Europe is under attack from both ends. In the West, Brexit, the referendum to take Britain out of the European Union (EU). In the East, Turkey, which is not formally a member because of the veto made by the conservative last President of France, Nicolas Sarkozy.
Both have led to dreadful consequences. Britain because the EU was made for Britain, although the hard work was done by France and Germany. It is meant to bring together the countries of Europe who were antagonists in two world wars by means of an economic union in order to bind Europe together so its countries would never fight another European war. Britain leaving shatters that profound political pact.
Turkey has both been dealt a mean hand and, under President Recep Tayyip Erdogan, shot itself in the foot.
First, because of its economic advance; second, the fact that it is a bridge between Europe and Asia, literally so, since a bridge links the two parts of Turkey (the Asia it borders on is Islamic); and, thirdly, because it has long been an important member of NATO, many European countries, not least Britain, have wanted it to be admitted into the Union. (The US too holds a long-time policy that supports entry for Turkey).
There were many years of high expectancy during the 1990s and 2000s during which Turkey revised hundreds of its laws, not least its ones on human rights, to bring them in line with European standards. There was still work to be done when France closed the gate. With the incentive removed the reforms then quickly ground to a halt, which is why in the last couple of years Erdogan has been able to jail critical journalists and judges.
It appeared that Erdogan was determined to turn away from Europe and move towards the Islamic world. Then came last year’s great refugee crisis with hundreds of thousands of Syrian, Iraqi and Afghani refugees making their way through Turkey, then boarding small inflatable boats to cross the Mediterranean to Greece and to the EU.
Europe felt overwhelmed and eventually under the leadership of Chancellor Angela Merkel of Germany it made a deal. If Turkey agreed to help stop the refugee flow, visa-free travel for Turks going to Europe would be introduced. More important, the EU agreed to re-start the negotiations for entry and do so at a good pace.
Counter-productively, Europe has dragged its feet on both these promises, although Turkey has honoured its side of the bargain and the refugee flows have more or less stopped.
Many in the West, especially in recent years, have regarded Erdogan as a would-be tyrant and, indeed, he has moved to gain too much power for himself.
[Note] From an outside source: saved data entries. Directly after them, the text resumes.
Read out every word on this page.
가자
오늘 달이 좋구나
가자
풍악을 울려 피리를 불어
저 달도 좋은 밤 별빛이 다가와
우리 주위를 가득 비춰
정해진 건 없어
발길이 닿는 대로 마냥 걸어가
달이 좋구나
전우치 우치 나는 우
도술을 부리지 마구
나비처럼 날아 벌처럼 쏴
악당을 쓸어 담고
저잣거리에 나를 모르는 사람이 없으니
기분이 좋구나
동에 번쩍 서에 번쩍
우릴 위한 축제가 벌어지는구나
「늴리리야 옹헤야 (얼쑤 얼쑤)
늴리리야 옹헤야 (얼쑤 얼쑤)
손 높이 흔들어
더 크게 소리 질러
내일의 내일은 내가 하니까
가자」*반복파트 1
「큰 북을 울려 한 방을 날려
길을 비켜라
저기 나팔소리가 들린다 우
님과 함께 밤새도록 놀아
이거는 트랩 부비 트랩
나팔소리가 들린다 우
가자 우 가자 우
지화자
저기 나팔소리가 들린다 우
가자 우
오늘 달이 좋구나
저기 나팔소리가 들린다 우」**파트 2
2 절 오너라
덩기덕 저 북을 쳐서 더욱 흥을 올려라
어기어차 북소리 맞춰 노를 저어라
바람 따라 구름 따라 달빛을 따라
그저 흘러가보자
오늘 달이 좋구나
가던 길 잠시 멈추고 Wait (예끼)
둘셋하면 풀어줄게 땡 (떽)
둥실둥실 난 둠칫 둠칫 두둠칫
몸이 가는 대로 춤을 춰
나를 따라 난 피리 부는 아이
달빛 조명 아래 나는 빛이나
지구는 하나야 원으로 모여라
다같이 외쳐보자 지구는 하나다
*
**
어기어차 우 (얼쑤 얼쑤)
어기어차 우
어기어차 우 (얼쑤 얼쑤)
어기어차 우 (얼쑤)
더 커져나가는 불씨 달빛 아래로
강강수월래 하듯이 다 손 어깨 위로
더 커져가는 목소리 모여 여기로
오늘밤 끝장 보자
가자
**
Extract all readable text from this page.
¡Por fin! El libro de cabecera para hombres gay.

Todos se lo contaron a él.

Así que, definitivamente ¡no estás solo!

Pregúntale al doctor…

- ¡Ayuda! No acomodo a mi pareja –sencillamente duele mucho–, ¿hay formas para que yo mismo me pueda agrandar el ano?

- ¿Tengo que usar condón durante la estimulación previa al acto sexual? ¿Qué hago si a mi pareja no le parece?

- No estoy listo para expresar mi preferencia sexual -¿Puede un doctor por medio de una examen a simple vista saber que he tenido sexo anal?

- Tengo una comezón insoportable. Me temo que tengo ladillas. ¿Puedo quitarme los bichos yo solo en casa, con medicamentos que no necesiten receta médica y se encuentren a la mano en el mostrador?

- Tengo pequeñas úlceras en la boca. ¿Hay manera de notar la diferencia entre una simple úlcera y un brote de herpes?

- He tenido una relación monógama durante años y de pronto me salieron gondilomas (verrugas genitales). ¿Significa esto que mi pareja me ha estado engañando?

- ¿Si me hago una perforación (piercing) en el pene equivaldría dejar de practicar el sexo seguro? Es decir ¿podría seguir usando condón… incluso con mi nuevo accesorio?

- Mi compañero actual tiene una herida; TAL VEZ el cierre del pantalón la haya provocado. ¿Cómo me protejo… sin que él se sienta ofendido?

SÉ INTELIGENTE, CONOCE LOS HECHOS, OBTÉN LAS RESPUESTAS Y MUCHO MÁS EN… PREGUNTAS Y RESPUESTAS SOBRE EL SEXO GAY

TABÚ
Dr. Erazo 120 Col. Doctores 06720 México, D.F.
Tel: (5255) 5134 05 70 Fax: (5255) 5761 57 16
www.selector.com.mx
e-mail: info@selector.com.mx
They fear Turkey’s Islamisation, despite the fact that with the secular portion of the population being around 50%, he must know he can only go so far. The coup attempt was totally unexpected and was carried out in a highly coordinated way, involving parts of the Air Force as well as the Army. How Erdogan’s intelligence service didn’t pick up on this is to be wondered at.
The coup leaders, presumably, wanted to keep Turkey secular and were concerned about the way an Islamist-inclined Erdogan was going, which has been the military’s tradition since the founding of modern, secular, Turkey by Ataturk.
I believe the attempted coup wouldn’t have taken place if Europe had reciprocated Erdogan’s overtures last year at a truly rapid pace. Binding Turkey into the European Union -- as Britain and the US have long argued -- is necessary to keep Turkey 100% democratic and a serious observer of human rights, (including making a full peace with its Kurds), as well as giving Europe a buffer against the disturbed Arab world. Islamisation would have continued, but in a more moderate and temperate way.
Now the way forward looks difficult. To say the least, messy. Of course, the soldiers who participated deserve to be punished. (But not executed as many demonstrators are calling for -- that would push Turkey away from the EU). The 2000 detained judges must be released.
Erdogan must give a very loud ‘thank you’ to those hundreds of thousands of secular-minded demonstrators who joined the Islamist-inclined to save Erdogan from the revolt. For them, for all his faults, Erdogan is a democratically-elected leader and that they wanted respected.
If he wants to be known as a democrat, he must restore the earlier regard he had for human rights and free the journalists, other peaceful critics of his regime and respect the rights of members of Parliament.
His primary task now is to bind the nation together -- and that includes the Kurds whom he has cast adrift in the last few years. Europe and Turkey have to work closely together to contain the damage and to propel Turkey forward into the EU.